Ellington la baciò teneramente sulle labbra. Si era abituata un po' troppo a quei baci, negli ultimi mesi. Qualcuno avrebbe detto che era diventata viziata.

“Vai” disse Ellington, guardandola negli occhi con profondità e passione. “Perditi nel lavoro per un po'. Penso che te lo meriti. Noi saremo qui ad aspettarti, al tuo ritorno.”

Le diede una pacca sul sedere, per smorzare a modo suo la serietà che gli si era insinuata nella voce. Entrambi si amavano ferocemente ed entrambi lo sapevano. Ma nessuno dei due, in particolare Ellington, era mai stato particolarmente bravo ad esprimerlo.

Si scambiarono un ultimo, rapido bacio e Mackenzie si ritrovò fuori dal loro appartamento, con la porta chiusa alle spalle. Aveva con sé solo un trolley, abbastanza piccolo da poter essere considerato un bagaglio a mano, e nient'altro. Si avviò lentamente verso l'ascensore, sapendo di essere più che pronta a tornare al lavoro, ma già sentendo la mancanza della sua famiglia.

***

Provò a guardare un film sull'aereo ma, con sua grande sorpresa, si addormentò quindici minuti dopo. Quando si svegliò all'annuncio del pilota che stavano iniziando l’ultimo atterraggio a Seattle, aveva la sensazione che le fosse stato rubato del tempo, in qualche modo. D'altra parte, non era sicura dell'ultima volta in cui era riuscita a godersi un vero e proprio pisolino. Anche se era stato su un aereo, era stato piacevole.

Si chiese se il senso di colpa che provava nel godersi il pisolino provenisse dal settore maternità, dal settore moglie, o se fosse un misto di entrambi.

Quando l'aereo atterrò erano le 20:31, ora locale, e il cielo era coperto. Il suo volo era partito da Washington con un ritardo di circa un'ora e mezza, facendola arrivare a Seattle ad un'ora che la costrinse a prendere in considerazione l'eventualità di aspettare ad agire fino al giorno successivo.
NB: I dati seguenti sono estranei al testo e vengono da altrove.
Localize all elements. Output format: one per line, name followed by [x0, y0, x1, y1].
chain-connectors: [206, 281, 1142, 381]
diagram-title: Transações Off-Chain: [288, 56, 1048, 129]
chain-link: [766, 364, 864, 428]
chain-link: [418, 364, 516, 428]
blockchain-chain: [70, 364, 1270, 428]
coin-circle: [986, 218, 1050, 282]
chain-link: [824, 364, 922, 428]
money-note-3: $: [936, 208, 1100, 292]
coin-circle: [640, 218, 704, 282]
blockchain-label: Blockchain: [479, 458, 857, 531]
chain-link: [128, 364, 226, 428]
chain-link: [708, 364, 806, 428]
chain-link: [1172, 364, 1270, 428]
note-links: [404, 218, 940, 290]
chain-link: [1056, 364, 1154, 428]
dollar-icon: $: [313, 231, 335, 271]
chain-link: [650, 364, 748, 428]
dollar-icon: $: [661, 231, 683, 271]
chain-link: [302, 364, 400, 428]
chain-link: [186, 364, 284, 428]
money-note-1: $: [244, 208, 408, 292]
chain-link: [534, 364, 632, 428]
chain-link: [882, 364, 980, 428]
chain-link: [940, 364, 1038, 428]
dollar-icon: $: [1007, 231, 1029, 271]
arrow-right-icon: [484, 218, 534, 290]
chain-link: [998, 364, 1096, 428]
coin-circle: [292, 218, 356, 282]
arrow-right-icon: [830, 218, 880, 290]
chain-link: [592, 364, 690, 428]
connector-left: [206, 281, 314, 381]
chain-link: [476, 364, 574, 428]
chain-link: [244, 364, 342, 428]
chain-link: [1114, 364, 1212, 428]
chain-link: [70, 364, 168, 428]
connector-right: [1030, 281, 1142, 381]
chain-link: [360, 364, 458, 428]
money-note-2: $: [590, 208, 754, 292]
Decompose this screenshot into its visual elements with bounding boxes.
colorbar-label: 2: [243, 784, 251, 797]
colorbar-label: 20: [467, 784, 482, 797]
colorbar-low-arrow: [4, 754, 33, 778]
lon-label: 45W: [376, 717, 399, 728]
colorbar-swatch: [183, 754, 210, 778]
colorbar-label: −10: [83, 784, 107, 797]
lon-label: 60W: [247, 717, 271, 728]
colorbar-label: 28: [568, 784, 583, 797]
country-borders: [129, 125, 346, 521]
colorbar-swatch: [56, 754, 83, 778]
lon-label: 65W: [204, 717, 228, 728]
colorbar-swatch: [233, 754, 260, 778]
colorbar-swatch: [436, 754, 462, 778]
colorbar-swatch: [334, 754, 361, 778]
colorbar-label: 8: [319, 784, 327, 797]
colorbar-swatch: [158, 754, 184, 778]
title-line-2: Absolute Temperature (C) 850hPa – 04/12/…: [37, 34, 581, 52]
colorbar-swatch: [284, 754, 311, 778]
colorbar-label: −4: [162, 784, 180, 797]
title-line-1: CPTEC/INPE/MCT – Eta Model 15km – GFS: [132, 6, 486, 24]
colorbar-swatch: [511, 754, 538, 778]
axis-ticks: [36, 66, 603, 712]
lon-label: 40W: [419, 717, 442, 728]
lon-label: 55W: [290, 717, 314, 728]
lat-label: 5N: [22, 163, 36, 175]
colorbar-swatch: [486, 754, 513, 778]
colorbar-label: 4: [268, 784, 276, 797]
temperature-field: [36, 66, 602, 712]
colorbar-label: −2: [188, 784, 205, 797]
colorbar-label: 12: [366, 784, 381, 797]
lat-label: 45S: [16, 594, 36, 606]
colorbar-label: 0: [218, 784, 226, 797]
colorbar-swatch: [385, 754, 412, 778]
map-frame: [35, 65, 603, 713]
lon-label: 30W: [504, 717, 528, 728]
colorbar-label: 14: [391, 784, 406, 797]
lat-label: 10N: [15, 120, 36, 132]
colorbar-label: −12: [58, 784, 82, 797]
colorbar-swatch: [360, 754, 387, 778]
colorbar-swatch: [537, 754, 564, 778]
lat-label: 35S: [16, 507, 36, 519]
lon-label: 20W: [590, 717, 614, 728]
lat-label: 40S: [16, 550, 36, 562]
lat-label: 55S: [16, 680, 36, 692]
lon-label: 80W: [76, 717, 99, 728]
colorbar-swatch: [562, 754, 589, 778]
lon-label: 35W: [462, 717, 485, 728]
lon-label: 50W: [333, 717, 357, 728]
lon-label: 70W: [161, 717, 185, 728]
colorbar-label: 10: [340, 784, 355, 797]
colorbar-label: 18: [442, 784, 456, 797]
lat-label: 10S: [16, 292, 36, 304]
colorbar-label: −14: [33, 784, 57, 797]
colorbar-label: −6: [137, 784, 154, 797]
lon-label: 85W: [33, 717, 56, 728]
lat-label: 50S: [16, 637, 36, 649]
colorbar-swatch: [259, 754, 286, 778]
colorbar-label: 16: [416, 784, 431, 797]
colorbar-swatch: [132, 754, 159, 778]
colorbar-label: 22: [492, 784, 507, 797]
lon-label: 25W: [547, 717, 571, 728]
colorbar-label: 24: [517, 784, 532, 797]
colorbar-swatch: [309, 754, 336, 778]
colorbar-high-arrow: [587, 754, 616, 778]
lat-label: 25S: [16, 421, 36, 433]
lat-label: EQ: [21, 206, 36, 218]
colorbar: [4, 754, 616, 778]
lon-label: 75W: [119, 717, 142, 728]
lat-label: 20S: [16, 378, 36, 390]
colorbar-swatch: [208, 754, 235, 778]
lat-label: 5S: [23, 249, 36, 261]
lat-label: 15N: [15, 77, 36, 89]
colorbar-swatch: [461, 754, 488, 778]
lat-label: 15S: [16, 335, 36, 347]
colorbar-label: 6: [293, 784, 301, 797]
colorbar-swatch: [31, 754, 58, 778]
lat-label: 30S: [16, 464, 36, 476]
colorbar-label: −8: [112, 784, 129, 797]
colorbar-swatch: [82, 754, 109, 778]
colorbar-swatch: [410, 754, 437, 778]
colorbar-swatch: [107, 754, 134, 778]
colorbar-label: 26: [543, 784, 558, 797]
Parlò con il vicedirettore dell'ufficio di Seattle, il quale le disse che avrebbe incontrato l'agente che l'avrebbe assistita sulla scena del crimine come prima cosa il mattino seguente. Le diede il nome dell'agente – agente Ryan Webber – e le chiese se avesse tutte le informazioni aggiornate. Lei confermò di aver ricevuto i fascicoli dal direttore McGrath a Washington, e aveva tutto pronto prima ancora di caricare la valigia sul sedile posteriore della sua auto a noleggio.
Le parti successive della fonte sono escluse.